4.1.1.4.1. LE PATRONAGE

Mais ce sont aussi les modalités de prises de contact avec les entreprises qui sont problématiques pour Latifa et face auxquelles elle attend beaucoup de la Mission Locale : ‘<<Ce que je pensais c'est que bon, que y aurait une personne qui pourrait, je sais pas moi, avoir des adresses déjà, qui connaisse des employeurs, qui connaisse mais vraiment bien et nous conseiller aux employeurs, j'sais pas c'est ce que je pensais, et je sais pas si c'est comme ça en fait que ça marche, c'est ce que je pensais... parce qu'au début j'ai fait connaissance de Madame X, très sympathique mais bon, euh, j'attends toujours, quoi, je veux pas dire que bon il faut pas qu'elle bouge à ma place mais bon, j'attends pas, je vais pas la regarder les bras croisés pendant qu'elle va chercher, je sais que c'est pas ça mais bon quand même quoi j'm'attendais à plus (rire), elle m'avait donné une adresse, j'ai écrit, pas de réponse du tout>>.’ La formalité des démarches de recherche d'emploi, qui passe par l'envoi de courriers, la réponse à des offres d'emploi impersonnelles, ne satisfait pas Latifa, tout comme la plupart des jeunes rencontrés. à ce titre la Mission Locale devrait pouvoir se substituer au réseau relationnel familial ou amical déficient, et assumer ce rôle de "patronage" qui fait tant défaut, non que les réseaux personnels soient inexistants mais bien souvent ils ne garantissent pas l'efficacité nécessaire à l'entrée sur le marché du travail. Nagette et Said, comme elle, exprimeront leur souhait que la Mission Locale ne se contente pas de reproduire le rôle de l'ANPE, mais s'attache à fournir un service de mises en relation plus directes et efficaces avec les entreprises.

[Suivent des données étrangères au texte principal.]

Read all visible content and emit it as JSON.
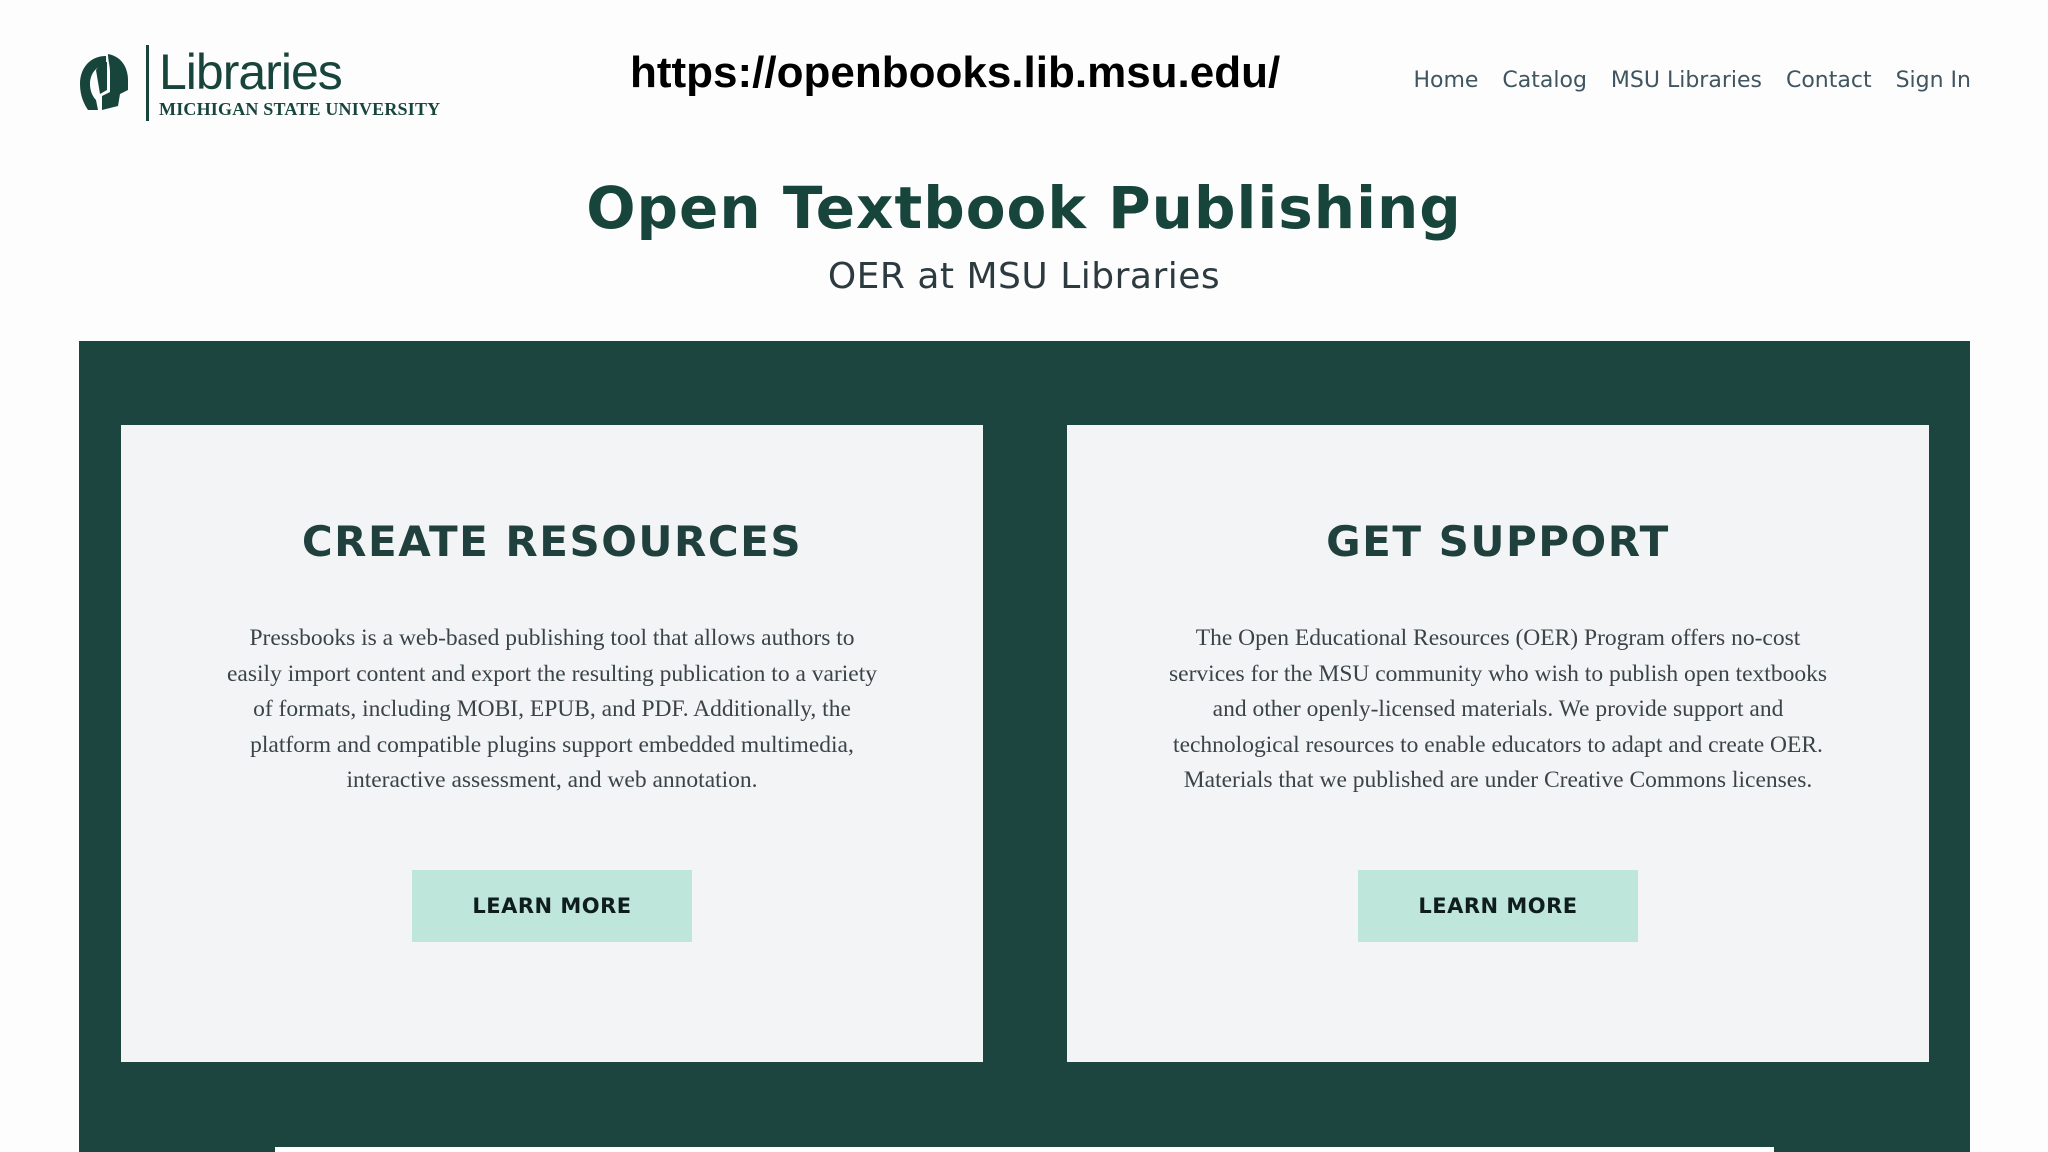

Car l'impersonnalité des démarches rime avec impuissance et dépendance : ‘<<J'écris mais c'est du gaspillage, j'vois j'écris, mais même pas un coup de fil pour me dire "oui, c'est pas la peine c'est négatif, c'est pas la peine, on veut pas", même pas, même pas, moi j'suis déçue, j'préfère ou y aller, ou prendre rendez-vous directement et avoir la réponse sur place que d'écrire et puis ... on m'a conseillé d'écrire là là là et puis voilà franchement j'trouve que c'est du gaspillage, franchement, si au moins ils nous téléphonaient, ils nous envoient un petit courrier, c'est marqué N.O.N., c'est tout c'qu'on demande et ben même pas, ils nous laissent comme ça>>’. Le "problème" que Latifa expose ici n'est pas le refus des entreprises à ses lettres de candidatures, mais l'attente dans laquelle les entreprises la plongent sans lui répondre. L'attente des uns est la réponse à la surcharge de travail des autres, et renvoie dans les deux cas à un temps non maîtrisé, qui échappe au contrôle.